What's the difference between a CEO and a president?

Christopher Brown is a gonzo cyberpunk writer who delves into the real-world story of Saddam Hussein's Frank Frazetta collection, but by day he's a high-powered lawyer who's worked in government and the private sector (it's the intersection of these two Browns that penned his outstanding, forthcoming debut novel, Tropic of Kansas, which you should pre-order right now).


In a new column, Brown uses Tropic of Kansas's corporate-presidency dystopia (an eerily prescient premise that predated Trump's bid for the presidency) as a springboard to look at the different roles that CEOs and presidents play, especially the outsider "organizational transformation" CEOs who swagger in with bold vision and leave behind ruin for the company, riches for themselves, and short-term gains for the investors who vaulted them into position.


CEOs rule over private realms where speech is not free, and the ideas of their subjects are the property of the sovereign.
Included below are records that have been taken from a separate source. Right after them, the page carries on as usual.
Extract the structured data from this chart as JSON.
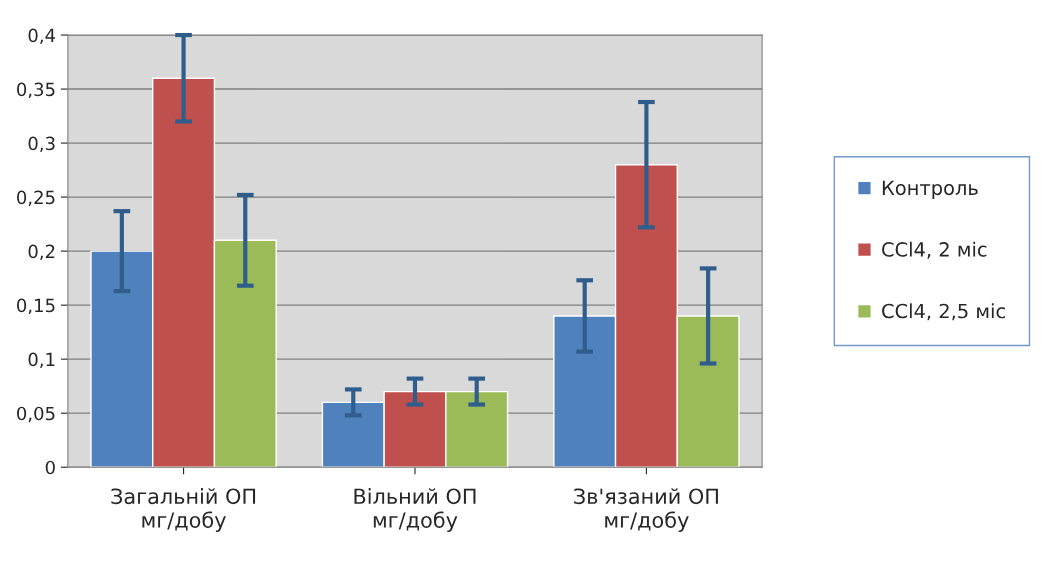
{
  "chart_data": {
    "type": "bar",
    "categories": [
      "Загальній ОП\nмг/добу",
      "Вільний ОП\nмг/добу",
      "Зв'язаний ОП\nмг/добу"
    ],
    "series": [
      {
        "name": "Контроль",
        "color": "#4f81bd",
        "values": [
          0.2,
          0.06,
          0.14
        ],
        "errors": [
          0.037,
          0.012,
          0.033
        ]
      },
      {
        "name": "CCl4, 2 міс",
        "color": "#c0504d",
        "values": [
          0.36,
          0.07,
          0.28
        ],
        "errors": [
          0.04,
          0.012,
          0.058
        ]
      },
      {
        "name": "CCl4, 2,5 міс",
        "color": "#9bbb59",
        "values": [
          0.21,
          0.07,
          0.14
        ],
        "errors": [
          0.042,
          0.012,
          0.044
        ]
      }
    ],
    "ylim": [
      0,
      0.4
    ],
    "yticks": [
      0,
      {
        "value": 0.05,
        "label": "0,05"
      },
      {
        "value": 0.1,
        "label": "0,1"
      },
      {
        "value": 0.15,
        "label": "0,15"
      },
      {
        "value": 0.2,
        "label": "0,2"
      },
      {
        "value": 0.25,
        "label": "0,25"
      },
      {
        "value": 0.3,
        "label": "0,3"
      },
      {
        "value": 0.35,
        "label": "0,35"
      },
      {
        "value": 0.4,
        "label": "0,4"
      }
    ],
    "grid": "y",
    "legend": "right"
  }
}
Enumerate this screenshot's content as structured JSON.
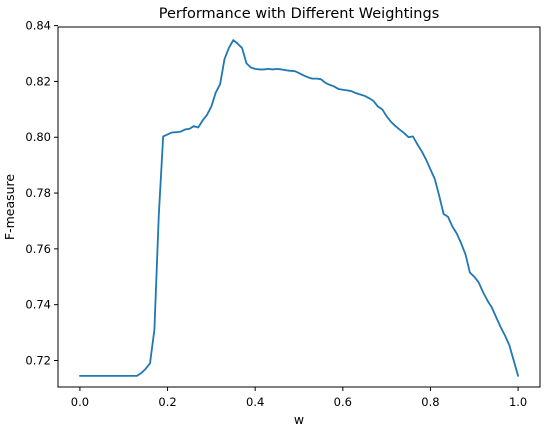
{
  "chart_data": {
    "type": "line",
    "title": "Performance with Different Weightings",
    "xlabel": "w",
    "ylabel": "F-measure",
    "xlim": [
      -0.05,
      1.05
    ],
    "ylim": [
      0.7105,
      0.8395
    ],
    "xticks": [
      0.0,
      0.2,
      0.4,
      0.6,
      0.8,
      1.0
    ],
    "xtick_labels": [
      "0.0",
      "0.2",
      "0.4",
      "0.6",
      "0.8",
      "1.0"
    ],
    "yticks": [
      0.72,
      0.74,
      0.76,
      0.78,
      0.8,
      0.82,
      0.84
    ],
    "ytick_labels": [
      "0.72",
      "0.74",
      "0.76",
      "0.78",
      "0.80",
      "0.82",
      "0.84"
    ],
    "grid": false,
    "legend": "none",
    "series": [
      {
        "color": "#1f77b4",
        "x": [
          0.0,
          0.01,
          0.02,
          0.03,
          0.04,
          0.05,
          0.06,
          0.07,
          0.08,
          0.09,
          0.1,
          0.11,
          0.12,
          0.13,
          0.14,
          0.15,
          0.16,
          0.17,
          0.18,
          0.19,
          0.2,
          0.21,
          0.22,
          0.23,
          0.24,
          0.25,
          0.26,
          0.27,
          0.28,
          0.29,
          0.3,
          0.31,
          0.32,
          0.33,
          0.34,
          0.35,
          0.36,
          0.37,
          0.38,
          0.39,
          0.4,
          0.41,
          0.42,
          0.43,
          0.44,
          0.45,
          0.46,
          0.47,
          0.48,
          0.49,
          0.5,
          0.51,
          0.52,
          0.53,
          0.54,
          0.55,
          0.56,
          0.57,
          0.58,
          0.59,
          0.6,
          0.61,
          0.62,
          0.63,
          0.64,
          0.65,
          0.66,
          0.67,
          0.68,
          0.69,
          0.7,
          0.71,
          0.72,
          0.73,
          0.74,
          0.75,
          0.76,
          0.77,
          0.78,
          0.79,
          0.8,
          0.81,
          0.82,
          0.83,
          0.84,
          0.85,
          0.86,
          0.87,
          0.88,
          0.89,
          0.9,
          0.91,
          0.92,
          0.93,
          0.94,
          0.95,
          0.96,
          0.97,
          0.98,
          0.99,
          1.0
        ],
        "y": [
          0.7145,
          0.7145,
          0.7145,
          0.7145,
          0.7145,
          0.7145,
          0.7145,
          0.7145,
          0.7145,
          0.7145,
          0.7145,
          0.7145,
          0.7145,
          0.7145,
          0.7155,
          0.717,
          0.719,
          0.731,
          0.772,
          0.8003,
          0.801,
          0.8017,
          0.8018,
          0.802,
          0.8028,
          0.803,
          0.804,
          0.8035,
          0.806,
          0.808,
          0.811,
          0.816,
          0.819,
          0.828,
          0.832,
          0.8348,
          0.8335,
          0.832,
          0.8265,
          0.825,
          0.8245,
          0.8243,
          0.8243,
          0.8245,
          0.8243,
          0.8245,
          0.8243,
          0.824,
          0.8238,
          0.8237,
          0.823,
          0.8222,
          0.8215,
          0.821,
          0.821,
          0.8208,
          0.8195,
          0.8188,
          0.8182,
          0.8173,
          0.817,
          0.8168,
          0.8165,
          0.8158,
          0.8153,
          0.8148,
          0.814,
          0.813,
          0.811,
          0.81,
          0.8075,
          0.8055,
          0.804,
          0.8027,
          0.8015,
          0.8,
          0.8003,
          0.7975,
          0.795,
          0.792,
          0.7885,
          0.785,
          0.779,
          0.7725,
          0.7715,
          0.768,
          0.7655,
          0.762,
          0.758,
          0.7515,
          0.75,
          0.748,
          0.7445,
          0.7415,
          0.739,
          0.7355,
          0.732,
          0.729,
          0.7255,
          0.72,
          0.7145
        ]
      }
    ]
  }
}
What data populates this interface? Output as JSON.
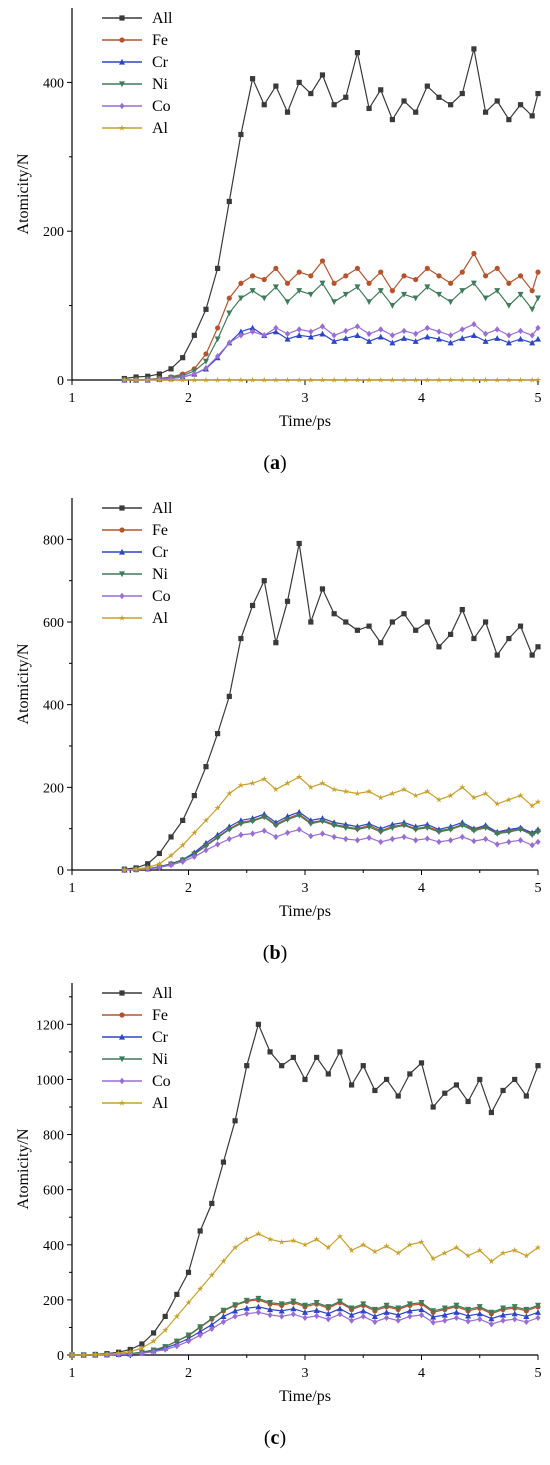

Their control over the things employees say and do extends outside the office, and even after the end of employment. In 21st century companies, those controls are commonly obtained through contracts originally designed by tech industry lawyers to protect ownership of the ideas that walk out the door every night inside employees' heads. Like the contracts the Trump campaign and the transition team made its people sign — confidentiality agreements requiring staffers to keep secrets, with non-compete clauses prohibiting work for other campaigns, non-solicitation clauses that bar poaching of personnel to work for other causes, and non-disparagement clauses where staffers agree to never say anything bad about the campaign, the candidate, or even his family. Contracts like these are often enforced through private arbitrations and confidential settlements, as with the Trump campaign's action last year to prevent a staffer from revealing embarrassing information to the press. Trump told the Washington Post that federal employees should sign similar agreements, and while it's not yet clear the extent to which he has done so, you can see that background working in his new war on leaks.

The charismatic CEO model is ascendant in our politics despite having been discredited on Wall Street. Management scholars like Harvard's Rakesh Khurana have cogently argued that, contrary to conventional wisdom, outsider CEOs pursuing "organizational transformation" tend to leave the enterprise crippled, while enriching themselves and resisting all limits on their power. Writing in the age of Enron, Khurana attributed the rise of "savior CEOs" to business trends that sound a lot like what led to November 8 — declining growth that caused experienced professional managers to be seen as self-interested elites and fueled a new investor populism that focused on grandiose visions of change, and helped hype the markets to a bubble from whose burst we have never really recovered. By installing a change agent CEO to run our government, we choose a type that is anti-democratic, and whose destructive impulses often yield predictably damaging results. Maybe that was part of the point in November —a retributive electoral choice by globalization's left-behinds against affluent urbanity.